Member of the Missouri House of Representatives from the 146th district
- Incumbent
- Assumed office 2019
- Preceded by: Donna Lichtenegger

Personal details
- Born: 1964 or 1965 (age 61–62) Lutesville, Missouri, U.S.
- Party: Republican
- Spouse: Laura
- Children: 3
- Profession: businessman, farmer

= Barry Hovis =

American politician

Barry Hovis (born 1964 or 1965) is an American politician. He is a member of the Missouri House of Representatives from the 146th District, serving since 2019. He is a member of the Republican party.
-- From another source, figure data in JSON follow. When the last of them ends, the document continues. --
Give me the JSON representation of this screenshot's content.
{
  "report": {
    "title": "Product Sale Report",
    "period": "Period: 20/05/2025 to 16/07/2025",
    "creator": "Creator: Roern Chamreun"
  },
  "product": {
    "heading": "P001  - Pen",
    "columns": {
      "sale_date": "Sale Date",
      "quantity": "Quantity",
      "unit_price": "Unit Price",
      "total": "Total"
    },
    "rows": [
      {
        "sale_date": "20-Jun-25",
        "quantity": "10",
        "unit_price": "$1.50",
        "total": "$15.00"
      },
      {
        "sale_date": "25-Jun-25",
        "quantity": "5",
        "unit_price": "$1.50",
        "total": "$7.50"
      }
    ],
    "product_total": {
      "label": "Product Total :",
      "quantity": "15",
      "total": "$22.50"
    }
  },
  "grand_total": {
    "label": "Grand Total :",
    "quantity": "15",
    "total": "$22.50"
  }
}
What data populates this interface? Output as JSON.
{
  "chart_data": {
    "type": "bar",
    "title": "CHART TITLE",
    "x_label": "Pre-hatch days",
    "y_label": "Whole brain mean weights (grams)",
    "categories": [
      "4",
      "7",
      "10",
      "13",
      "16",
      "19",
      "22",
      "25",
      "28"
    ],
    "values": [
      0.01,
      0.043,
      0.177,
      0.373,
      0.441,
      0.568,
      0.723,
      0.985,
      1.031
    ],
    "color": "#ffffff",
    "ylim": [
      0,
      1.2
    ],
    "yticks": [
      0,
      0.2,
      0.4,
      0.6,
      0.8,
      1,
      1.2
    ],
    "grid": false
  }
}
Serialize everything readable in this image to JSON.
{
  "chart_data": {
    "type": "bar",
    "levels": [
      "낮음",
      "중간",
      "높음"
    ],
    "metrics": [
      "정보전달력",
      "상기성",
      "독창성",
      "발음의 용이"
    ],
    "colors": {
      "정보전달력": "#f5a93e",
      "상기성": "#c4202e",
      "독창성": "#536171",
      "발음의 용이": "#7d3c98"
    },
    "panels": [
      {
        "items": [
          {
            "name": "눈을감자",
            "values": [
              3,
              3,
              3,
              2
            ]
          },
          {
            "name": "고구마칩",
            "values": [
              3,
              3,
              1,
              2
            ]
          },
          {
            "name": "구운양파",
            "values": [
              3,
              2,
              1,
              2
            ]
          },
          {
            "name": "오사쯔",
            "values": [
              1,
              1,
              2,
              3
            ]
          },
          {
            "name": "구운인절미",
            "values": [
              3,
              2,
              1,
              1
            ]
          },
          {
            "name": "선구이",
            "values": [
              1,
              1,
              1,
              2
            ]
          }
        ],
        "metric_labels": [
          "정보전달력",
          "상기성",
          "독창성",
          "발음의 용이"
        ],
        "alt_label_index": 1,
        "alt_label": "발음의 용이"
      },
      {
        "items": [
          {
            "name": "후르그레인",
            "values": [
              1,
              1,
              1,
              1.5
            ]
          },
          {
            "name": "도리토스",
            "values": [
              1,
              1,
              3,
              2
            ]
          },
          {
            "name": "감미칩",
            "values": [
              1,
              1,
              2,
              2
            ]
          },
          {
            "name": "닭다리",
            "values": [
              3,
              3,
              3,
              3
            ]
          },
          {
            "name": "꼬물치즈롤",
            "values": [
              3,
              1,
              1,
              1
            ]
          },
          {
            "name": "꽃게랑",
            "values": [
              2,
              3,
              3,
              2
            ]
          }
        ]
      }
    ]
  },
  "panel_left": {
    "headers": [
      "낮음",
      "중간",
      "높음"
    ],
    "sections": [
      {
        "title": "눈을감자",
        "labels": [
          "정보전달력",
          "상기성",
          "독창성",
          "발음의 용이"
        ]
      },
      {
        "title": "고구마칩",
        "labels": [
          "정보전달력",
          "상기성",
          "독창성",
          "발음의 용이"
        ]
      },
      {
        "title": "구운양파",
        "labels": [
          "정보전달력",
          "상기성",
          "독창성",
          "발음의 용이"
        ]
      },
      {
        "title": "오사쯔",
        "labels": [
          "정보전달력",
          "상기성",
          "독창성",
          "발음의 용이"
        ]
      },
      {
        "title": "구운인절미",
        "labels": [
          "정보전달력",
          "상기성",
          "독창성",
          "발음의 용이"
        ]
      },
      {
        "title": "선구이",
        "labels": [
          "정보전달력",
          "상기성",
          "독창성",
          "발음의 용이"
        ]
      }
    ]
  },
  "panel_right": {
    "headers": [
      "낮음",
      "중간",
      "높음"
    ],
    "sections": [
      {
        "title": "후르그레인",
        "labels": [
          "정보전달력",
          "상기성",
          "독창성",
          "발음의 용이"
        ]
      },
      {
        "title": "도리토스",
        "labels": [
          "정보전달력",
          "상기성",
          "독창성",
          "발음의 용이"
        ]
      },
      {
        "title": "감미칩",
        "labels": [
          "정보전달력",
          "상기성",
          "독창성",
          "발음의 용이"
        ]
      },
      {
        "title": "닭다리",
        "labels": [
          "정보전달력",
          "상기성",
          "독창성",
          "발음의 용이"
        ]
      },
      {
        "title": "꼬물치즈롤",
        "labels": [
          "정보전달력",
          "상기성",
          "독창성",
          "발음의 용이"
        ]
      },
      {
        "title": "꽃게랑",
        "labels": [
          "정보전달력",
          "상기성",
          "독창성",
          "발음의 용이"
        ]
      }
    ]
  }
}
On May 17, 2019 while speaking in the House of Representatives of Missouri he used the term "consensual rape." He later apologized and provided different explanations. He reported to the associated press that he meant to say, "consensual or rape" "When pressed on whether that explanation made sense in the context of the rest of his sentence, he said that he believes there is no such thing as “consensual rape.” Later when speaking to KCTV5 via phone he stated he was using "street language" in situations where somebody got drunk at a party and then reported a rape in a "he said - she said" situation. Speaking to the Southeast Missourian he stated "he did not realize he had used the term “consensual rapes” until it was pointed out by a House colleague." He went on to state these were situations where there was a "difference of opinion between the two parties". There is no record resolving the explanations.